Plant invaders: same difference?

To paraphrase Tolstoy, is each plant invader alike, or is each invasive in its own way? Among the hundreds of papers on this subject that have been published in the last two decades, a paper by Bezeng and colleagues stands out as an unusually thorough investigation in a flora of great interest to invasive species biologists and plant ecologists in particular: southern Africa. The paper, Revisiting Darwin’s naturalization conundrum: explaining invasion success of non-native trees and shrubs in southern Africa, by Bezeng, Davies, Yessoufou, Maurin, and Van der Bank, is the Editor’s Choice for the next issue of Journal of Ecology.

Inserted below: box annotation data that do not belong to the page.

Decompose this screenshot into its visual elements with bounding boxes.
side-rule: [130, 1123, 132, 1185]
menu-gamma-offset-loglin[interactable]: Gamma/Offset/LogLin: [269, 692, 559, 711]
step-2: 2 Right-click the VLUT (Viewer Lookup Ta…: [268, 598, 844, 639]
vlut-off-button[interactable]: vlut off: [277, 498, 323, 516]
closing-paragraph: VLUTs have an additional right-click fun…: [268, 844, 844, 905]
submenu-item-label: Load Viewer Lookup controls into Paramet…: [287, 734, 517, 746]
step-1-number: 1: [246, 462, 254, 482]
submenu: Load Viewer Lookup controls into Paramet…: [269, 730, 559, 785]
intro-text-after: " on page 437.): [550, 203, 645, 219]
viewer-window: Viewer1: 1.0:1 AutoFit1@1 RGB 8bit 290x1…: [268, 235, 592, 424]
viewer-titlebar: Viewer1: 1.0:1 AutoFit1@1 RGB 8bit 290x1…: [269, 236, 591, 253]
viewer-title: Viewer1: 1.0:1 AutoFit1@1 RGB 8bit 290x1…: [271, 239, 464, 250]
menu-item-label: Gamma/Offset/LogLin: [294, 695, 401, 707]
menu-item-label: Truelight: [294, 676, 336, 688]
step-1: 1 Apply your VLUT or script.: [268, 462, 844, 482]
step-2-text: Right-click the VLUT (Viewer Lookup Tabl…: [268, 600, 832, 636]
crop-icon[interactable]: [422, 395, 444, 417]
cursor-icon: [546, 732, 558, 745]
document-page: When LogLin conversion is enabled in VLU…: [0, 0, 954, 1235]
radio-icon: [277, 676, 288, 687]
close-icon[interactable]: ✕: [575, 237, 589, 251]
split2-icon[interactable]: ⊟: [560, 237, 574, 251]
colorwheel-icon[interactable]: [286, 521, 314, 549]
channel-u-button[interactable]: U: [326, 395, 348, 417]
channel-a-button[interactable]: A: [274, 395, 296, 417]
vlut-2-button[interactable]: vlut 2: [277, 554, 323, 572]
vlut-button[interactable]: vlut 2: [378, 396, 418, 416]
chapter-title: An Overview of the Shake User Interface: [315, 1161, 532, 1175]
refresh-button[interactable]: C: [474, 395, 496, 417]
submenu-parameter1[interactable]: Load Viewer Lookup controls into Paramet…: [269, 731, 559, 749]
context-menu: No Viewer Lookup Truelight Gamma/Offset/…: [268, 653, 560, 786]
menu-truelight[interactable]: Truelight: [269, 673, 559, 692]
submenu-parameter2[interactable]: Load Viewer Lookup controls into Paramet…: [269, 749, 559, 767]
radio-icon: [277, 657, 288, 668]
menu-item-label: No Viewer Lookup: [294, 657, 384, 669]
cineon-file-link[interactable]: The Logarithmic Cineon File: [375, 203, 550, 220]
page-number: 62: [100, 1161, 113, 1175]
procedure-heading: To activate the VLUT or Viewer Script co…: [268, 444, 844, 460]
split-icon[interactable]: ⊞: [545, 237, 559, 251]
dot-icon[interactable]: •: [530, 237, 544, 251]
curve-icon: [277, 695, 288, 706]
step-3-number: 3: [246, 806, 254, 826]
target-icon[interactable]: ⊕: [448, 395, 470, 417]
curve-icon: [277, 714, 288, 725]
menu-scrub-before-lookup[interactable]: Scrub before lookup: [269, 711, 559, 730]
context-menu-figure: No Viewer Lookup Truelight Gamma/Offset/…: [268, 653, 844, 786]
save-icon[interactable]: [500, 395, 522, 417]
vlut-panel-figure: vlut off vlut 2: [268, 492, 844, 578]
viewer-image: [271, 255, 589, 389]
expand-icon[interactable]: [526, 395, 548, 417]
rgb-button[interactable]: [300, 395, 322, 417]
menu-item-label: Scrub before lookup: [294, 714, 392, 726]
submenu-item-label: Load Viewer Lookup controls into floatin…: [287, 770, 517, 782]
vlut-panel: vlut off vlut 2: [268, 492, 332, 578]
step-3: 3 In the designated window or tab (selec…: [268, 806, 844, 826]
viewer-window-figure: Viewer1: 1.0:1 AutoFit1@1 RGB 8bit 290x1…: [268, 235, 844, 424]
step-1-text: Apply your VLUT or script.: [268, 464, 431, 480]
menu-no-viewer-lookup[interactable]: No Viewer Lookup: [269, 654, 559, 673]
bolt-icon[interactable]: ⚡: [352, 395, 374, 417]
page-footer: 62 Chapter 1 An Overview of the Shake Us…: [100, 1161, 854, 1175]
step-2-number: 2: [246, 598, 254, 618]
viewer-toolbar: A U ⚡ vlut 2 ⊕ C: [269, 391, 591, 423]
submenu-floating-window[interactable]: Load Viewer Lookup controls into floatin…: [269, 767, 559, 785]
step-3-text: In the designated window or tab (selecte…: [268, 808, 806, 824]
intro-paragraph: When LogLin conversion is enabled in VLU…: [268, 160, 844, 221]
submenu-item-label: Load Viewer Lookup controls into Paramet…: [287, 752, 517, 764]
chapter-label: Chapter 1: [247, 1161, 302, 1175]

Predicting which introduced species become invasive, and which don’t, is one of the prime objectives of invasion biologists, but successes have been few. Some might point out that invasive species risk assessments often have high predictive ability—a model for U.S. Great Lakes fish introductions was especially good (Kolar & Lodge 2002)—but, particularly for plant introductions, the models overly rely on the trait of ‘is the species invasive elsewhere?’, which tells us little about the ‘how’ of invasions. Although use of plant traits to statistically separate invaders from non-invaders remains a cottage industry, there exist only a handful of traits available for most species, so ecologists are increasingly looking to other types of data for inferences about what, if anything, makes invaders special. Chief among these are genetic data that allow an examination of relatedness between native species and potential invaders.

Even before the invention of modern genetics, the relatedness of invasive and non-invasive species to natives was suggested as ‘risk assessment’ tool of sorts, and by none other than Charles Darwin. Darwin made the original argument for the association of niches and common descent that we now call phylogenetic signal (Losos 2008): all else equal, 1) more closely related species should be more ecologically similar, and 2) consequently, compete more intensely than less related species. Both of these claims are today hotly contested, and as data have accumulated Darwin’s Naturalization Hypothesis has given way to ‘Darwin’s conundrum’ (Diez et al. 2008), with no emergence of general patterns of native-invader relatedness or consensus about what exactly such patterns mean with respect to competition.

Bezeng et al. don’t solve the issue of whether genetic similarity maps neatly on to ecological similarity, but they do conduct one of the largest phylogenetic analyses of native-invader contrasts to date, using a complete two-locus phylogeny across 1400 woody southern African species. Results were clear: introduced woody species that have become invasive are, on average, less related to native woodies than those that haven’t. And in an interesting twist, simple traits like maximum height, seed mass, and flowering and dispersal characteristics that have shown to be invasiveness predictors in other studies did not separate invaders from non-invaders, although some traits were significantly different for non-natives compared to natives. This supports the idea that traits promoting initial establishment are different than those that promote competitive superiority and rapid spread (Richardson & Pyšek 2012), and further suggests that successful ecological strategies of invaders needn’t be reflected in simple traits, but rather be multidimensional—and, unfortunately, difficult to quantify.

Is there hope for a general theory of species invasiveness? Studies like Bezeng et al.’s suggest there is much to be gained from large floristic contrasts of native and introduced species. But ultimately, costly, multi-faceted studies of phenotype are required to make real progress on invasion mechanisms. In the context of invasions between populations of Homo sapiens, Tolstoy wrote that we can only know that we know nothing. In the case of biological invasions, we at least know that tools like phylogenetics tell us something—but what?

Jason Fridley
Associate Editor, Journal of Ecology

References

Diez, J. M., Sullivan, J. J., Hulme, P. E., Edwards, G., & Duncan, R. P. 2008. Darwin’s naturalization conundrum: dissecting taxonomic patterns of species invasions. Ecology Letters, 11: 674-681.

Kolar, C. S., & Lodge, D. M. 2002. Ecological predictions and risk assessment for alien fishes in North America. Science 298: 1233-1236.

Losos, J. B. 2008. Phylogenetic niche conservatism, phylogenetic signal and the relationship between phylogenetic relatedness and ecological similarity among species. Ecology Letters 11: 995-1003.

Richardson, D. M. & Pyšek, P. 2012. Naturalization of introduced plants: ecological drivers of biogeographical patterns. New Phytologist 196: 383-396.